Supreme Court Rules On Motorist Searches

The Supreme Court ruled unanimously that in evaluating whether a police officer had "reasonable suspicion" to detain a suspect briefly for questioning, courts should pay more attention to the officer's experience and the event's overall context than to individual parts of an incident.

The Supreme Court ruled unanimously that in evaluating whether a police officer had "reasonable suspicion" to detain a suspect briefly for questioning, courts should pay more attention to the officer's experience and the event's overall context than to individual parts of an incident.

The case concerned a federal border patrol agent's stop of a minivan carrying two adults and three children on an unpaved road in a remote area of southern Arizona. The vehicle was found to be carrying 128 pounds of marijuana, but the federal appeals court in San Francisco ruled that the stop was unconstitutional because the border patrol agent did not have reasonable suspicion.

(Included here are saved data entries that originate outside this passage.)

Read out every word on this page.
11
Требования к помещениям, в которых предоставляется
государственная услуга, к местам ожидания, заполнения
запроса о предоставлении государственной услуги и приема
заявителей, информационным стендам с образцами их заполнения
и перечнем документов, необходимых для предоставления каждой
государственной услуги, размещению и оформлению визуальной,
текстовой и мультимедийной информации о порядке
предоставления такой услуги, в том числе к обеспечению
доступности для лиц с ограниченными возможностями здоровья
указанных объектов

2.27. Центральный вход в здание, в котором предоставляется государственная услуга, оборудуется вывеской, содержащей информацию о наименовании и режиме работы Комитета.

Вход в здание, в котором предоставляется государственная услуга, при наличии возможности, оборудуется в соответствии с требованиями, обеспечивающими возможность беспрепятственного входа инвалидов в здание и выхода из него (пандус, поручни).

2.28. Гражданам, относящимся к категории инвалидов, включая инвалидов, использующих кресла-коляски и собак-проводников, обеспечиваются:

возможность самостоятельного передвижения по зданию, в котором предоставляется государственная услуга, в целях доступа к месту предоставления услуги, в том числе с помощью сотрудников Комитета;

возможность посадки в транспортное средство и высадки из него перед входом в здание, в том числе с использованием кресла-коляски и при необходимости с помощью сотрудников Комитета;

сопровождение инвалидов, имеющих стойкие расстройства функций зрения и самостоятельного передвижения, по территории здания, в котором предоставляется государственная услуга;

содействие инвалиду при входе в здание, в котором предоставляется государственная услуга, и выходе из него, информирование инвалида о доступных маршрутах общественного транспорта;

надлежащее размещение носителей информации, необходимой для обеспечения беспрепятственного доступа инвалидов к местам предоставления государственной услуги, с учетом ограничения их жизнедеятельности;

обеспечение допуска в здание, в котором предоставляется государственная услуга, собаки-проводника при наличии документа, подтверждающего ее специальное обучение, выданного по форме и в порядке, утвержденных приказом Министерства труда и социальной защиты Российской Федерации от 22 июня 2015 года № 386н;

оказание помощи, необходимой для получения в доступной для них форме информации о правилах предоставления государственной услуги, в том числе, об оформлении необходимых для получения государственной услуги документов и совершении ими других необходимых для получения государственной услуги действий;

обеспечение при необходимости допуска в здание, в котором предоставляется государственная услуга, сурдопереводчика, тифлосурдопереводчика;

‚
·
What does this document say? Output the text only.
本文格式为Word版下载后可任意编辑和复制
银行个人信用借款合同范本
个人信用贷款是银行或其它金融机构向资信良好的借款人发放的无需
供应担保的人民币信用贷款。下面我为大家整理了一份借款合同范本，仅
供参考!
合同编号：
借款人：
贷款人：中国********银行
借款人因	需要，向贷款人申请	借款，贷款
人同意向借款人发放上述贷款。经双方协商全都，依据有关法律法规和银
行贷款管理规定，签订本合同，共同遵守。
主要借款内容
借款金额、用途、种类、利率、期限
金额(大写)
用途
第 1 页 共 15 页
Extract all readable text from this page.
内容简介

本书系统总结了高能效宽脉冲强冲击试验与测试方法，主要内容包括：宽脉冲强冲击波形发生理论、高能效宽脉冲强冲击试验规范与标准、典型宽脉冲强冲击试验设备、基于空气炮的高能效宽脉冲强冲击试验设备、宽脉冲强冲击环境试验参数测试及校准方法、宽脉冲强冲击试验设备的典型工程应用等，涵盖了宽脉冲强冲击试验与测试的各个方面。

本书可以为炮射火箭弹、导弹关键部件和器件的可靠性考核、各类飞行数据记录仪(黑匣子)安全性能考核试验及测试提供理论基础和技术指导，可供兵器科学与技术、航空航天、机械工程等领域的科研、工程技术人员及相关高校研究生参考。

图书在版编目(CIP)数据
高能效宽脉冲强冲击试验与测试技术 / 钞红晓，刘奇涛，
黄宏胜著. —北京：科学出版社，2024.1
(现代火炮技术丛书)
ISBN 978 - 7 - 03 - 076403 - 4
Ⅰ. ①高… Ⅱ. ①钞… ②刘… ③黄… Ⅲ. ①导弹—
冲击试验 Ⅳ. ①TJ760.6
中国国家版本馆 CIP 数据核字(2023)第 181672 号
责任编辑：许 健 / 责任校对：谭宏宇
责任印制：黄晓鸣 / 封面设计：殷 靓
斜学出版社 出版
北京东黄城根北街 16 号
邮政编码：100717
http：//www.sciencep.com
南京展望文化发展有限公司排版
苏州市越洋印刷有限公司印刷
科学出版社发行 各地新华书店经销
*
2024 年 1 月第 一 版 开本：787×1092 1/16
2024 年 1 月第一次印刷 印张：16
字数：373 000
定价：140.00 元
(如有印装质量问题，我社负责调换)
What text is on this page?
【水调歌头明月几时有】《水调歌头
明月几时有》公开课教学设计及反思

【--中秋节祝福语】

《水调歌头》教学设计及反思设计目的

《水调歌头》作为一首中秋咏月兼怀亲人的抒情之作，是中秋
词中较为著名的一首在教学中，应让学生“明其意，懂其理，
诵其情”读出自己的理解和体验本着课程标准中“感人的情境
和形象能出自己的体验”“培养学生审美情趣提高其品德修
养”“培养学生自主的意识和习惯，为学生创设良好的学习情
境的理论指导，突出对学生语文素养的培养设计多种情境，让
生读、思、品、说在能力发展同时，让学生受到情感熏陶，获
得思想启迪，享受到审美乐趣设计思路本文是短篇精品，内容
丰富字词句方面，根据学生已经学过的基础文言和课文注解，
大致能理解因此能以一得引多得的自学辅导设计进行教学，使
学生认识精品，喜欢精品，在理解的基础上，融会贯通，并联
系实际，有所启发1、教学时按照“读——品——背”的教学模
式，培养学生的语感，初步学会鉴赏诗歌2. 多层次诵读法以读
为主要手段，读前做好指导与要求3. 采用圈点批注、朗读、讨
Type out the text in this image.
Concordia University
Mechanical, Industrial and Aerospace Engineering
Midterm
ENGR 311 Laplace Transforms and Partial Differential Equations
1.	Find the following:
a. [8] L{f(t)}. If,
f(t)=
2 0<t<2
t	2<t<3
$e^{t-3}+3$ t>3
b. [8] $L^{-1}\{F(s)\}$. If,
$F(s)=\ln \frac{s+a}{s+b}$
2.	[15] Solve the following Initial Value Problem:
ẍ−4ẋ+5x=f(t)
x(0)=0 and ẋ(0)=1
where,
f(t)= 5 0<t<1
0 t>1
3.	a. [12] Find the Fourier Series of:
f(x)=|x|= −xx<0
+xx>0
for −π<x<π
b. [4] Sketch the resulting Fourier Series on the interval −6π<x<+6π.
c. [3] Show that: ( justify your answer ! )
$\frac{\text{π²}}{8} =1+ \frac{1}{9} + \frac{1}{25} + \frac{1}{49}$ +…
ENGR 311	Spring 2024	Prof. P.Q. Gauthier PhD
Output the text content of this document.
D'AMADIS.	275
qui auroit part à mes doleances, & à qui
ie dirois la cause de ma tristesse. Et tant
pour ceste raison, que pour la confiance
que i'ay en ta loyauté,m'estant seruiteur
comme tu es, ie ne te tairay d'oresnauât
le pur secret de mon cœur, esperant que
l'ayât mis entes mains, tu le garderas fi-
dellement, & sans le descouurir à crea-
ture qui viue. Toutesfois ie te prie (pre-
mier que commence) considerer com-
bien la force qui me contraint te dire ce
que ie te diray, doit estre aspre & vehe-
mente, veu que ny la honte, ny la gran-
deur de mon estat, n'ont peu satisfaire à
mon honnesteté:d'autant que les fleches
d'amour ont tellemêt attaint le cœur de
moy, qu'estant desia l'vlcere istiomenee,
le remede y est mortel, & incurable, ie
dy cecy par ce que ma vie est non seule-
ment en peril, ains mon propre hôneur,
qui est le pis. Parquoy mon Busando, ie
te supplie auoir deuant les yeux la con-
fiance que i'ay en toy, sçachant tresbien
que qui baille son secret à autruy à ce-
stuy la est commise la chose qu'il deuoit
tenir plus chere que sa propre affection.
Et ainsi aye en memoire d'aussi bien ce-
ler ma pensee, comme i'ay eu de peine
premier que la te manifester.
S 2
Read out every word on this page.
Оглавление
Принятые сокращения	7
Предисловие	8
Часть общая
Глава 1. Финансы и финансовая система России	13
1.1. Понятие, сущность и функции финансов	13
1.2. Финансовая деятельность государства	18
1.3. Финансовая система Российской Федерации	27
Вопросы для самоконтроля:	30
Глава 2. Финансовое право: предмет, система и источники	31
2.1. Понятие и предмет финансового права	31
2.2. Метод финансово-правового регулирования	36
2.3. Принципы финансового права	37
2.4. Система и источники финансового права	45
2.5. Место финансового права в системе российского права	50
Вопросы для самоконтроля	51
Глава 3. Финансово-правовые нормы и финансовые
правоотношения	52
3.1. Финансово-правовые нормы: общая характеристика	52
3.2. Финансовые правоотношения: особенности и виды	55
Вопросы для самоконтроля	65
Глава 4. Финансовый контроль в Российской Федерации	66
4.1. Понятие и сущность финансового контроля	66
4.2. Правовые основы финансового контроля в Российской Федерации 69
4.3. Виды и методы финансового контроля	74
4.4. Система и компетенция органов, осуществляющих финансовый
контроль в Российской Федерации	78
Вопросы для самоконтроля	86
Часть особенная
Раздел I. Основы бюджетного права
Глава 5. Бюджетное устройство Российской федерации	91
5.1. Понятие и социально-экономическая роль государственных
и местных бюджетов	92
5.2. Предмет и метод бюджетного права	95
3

The appeals court looked at the incident in separate components, such as the minivan driver slowing abruptly when he saw the patrol car, avoiding eye contact with the agent, and the children in the back seat waving at teh agent in an oddly mechanical manner, as if they had been instructed to do so. The appeals court ruled that these events were "insufficient to give rise to reasonable suspicion."

In his opinion, Chief William H. Rehnquist said the appeals court's assessment of the case's individual factors was inconsistent with the Supreme Court's insistence in its precedents that reasonable suspicion be based on a "totality of the circumstances."

Rehnquist said the border patrol agent, Clinton Stoddard, "was entitled to make an assessment of the situation in light of his specialized training and familiarity with the customs of the area's inhabitants."